What Pilates understood about breathing

And why the rest of fitness is catching up.

Breathwork certification programs have exploded in 2024 and 2025, targeting personal trainers, yoga teachers, and coaches across disciplines. What was once informal —something athletes did but rarely talked about — is now being systematized across fitness disciplines like cycling studios and HYROX training camps.

And one method in particular might have prepared millions of people to understand how much it matters: Pilates.

The Pilates advantage: breath as foundation

For decades, Pilates has been one of the few mainstream fitness methods that explicitly teaches breath control. Instructors cue inhales and exhales with every movement to shift away from shallow, chest-driven breaths. As students learn the Pilates breath, they start to feel how much their posture, stability, and muscle activation change when breathing becomes part of the work.

Much of what people describe as feeling “more toned” after Pilates comes from learning a breathing pattern that stabilizes the spine and recruits the deep core. And that awareness doesn’t stay in the studio. Once you’ve felt how breath reshapes the way you move, it may become easier to catch yourself slipping back into shallow, collapsed breathing.

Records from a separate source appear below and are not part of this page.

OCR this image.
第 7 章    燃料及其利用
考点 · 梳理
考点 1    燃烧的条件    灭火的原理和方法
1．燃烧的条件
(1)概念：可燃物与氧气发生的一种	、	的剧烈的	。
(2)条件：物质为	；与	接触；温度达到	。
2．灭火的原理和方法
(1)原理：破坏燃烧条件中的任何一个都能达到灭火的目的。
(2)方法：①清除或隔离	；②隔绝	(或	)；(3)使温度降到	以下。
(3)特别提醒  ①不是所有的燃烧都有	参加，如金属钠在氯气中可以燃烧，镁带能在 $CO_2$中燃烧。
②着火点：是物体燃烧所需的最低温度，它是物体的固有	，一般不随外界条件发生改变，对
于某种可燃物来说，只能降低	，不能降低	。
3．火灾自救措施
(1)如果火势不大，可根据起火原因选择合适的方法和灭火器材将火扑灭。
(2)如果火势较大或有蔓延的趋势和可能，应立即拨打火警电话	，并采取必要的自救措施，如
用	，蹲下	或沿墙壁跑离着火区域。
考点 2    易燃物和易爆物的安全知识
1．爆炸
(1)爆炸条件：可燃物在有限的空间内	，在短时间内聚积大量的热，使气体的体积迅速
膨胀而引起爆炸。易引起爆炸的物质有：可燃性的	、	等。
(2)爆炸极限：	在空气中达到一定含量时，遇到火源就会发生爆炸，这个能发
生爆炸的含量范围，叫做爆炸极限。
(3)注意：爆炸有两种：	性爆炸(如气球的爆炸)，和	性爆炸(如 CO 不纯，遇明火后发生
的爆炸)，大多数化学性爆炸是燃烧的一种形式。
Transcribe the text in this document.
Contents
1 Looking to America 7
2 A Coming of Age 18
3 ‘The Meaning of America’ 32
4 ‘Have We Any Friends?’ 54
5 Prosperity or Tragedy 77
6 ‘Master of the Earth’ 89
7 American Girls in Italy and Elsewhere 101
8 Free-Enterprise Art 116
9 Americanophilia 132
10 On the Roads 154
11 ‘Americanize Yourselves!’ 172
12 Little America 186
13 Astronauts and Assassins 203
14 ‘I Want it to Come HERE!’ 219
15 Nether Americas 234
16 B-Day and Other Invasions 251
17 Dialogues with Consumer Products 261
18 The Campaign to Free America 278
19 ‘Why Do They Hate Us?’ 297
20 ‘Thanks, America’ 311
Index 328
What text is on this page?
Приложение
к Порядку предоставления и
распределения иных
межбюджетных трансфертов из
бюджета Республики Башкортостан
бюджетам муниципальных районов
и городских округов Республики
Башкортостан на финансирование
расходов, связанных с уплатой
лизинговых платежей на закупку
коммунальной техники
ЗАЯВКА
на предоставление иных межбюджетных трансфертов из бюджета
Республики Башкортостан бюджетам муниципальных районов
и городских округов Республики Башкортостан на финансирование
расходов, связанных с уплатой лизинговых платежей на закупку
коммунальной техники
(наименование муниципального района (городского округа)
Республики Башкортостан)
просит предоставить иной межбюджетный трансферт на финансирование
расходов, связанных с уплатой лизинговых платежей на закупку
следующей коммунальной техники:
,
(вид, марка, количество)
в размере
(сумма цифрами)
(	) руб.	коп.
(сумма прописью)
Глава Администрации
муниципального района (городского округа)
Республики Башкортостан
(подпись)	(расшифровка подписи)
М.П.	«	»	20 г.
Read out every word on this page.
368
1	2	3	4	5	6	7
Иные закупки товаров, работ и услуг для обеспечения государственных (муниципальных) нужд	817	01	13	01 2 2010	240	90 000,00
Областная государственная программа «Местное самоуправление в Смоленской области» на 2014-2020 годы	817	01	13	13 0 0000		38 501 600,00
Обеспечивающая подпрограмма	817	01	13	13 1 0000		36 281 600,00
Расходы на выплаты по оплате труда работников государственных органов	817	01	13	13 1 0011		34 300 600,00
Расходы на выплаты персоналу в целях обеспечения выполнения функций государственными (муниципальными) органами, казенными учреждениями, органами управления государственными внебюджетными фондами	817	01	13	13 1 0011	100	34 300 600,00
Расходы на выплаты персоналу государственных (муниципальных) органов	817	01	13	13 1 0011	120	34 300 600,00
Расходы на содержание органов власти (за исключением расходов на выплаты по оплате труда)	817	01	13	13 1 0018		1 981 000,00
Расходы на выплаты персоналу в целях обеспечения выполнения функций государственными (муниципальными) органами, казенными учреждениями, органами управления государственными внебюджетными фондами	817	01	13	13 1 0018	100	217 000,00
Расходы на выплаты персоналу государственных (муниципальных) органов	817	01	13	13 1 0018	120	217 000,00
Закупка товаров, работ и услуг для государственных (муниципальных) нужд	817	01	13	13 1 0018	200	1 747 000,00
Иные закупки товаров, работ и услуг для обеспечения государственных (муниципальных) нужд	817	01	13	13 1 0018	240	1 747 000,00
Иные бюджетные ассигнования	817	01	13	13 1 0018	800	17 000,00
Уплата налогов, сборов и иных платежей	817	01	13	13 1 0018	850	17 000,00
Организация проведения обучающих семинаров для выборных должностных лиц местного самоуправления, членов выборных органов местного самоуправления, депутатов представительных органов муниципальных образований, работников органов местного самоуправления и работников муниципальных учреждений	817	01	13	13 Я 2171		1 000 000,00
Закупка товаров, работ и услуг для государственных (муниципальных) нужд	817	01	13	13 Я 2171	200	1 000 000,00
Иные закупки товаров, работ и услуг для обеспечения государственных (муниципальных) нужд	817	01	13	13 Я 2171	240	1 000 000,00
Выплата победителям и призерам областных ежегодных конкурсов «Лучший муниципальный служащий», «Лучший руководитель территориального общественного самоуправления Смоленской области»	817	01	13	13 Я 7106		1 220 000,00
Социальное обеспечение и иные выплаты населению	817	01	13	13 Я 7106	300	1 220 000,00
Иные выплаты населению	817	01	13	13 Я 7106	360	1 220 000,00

Breathwork beyond performance

The breathwork showing up in running protocols and HYROX training camps isn’t just about learning to go faster — it’s about learning control. Runners use nasal breathing and CO2 tolerance training to manage fatigue. HYROX athletes use breathwork to regulate between efforts. Strength athletes use breath cues to maintain stability under load.

Breath affects heart rate, CO₂ buildup, recovery, and how much control you keep over your trunk and posture under fatigue. The control you build in training can then apply everywhere else — how you manage stress, stay composed under pressure, or think clearly during physical (and psychological) stress.

Why it matters

The shift toward low-impact, body-awareness training created space for this conversation. As more people prioritize moving better over moving harder, breathwork becomes less abstract and more functional. Pilates didn’t invent it, but it has helped normalize the idea that breath isn’t passive — it’s a tool. Now, more athletes across disciplines are applying it to their own training.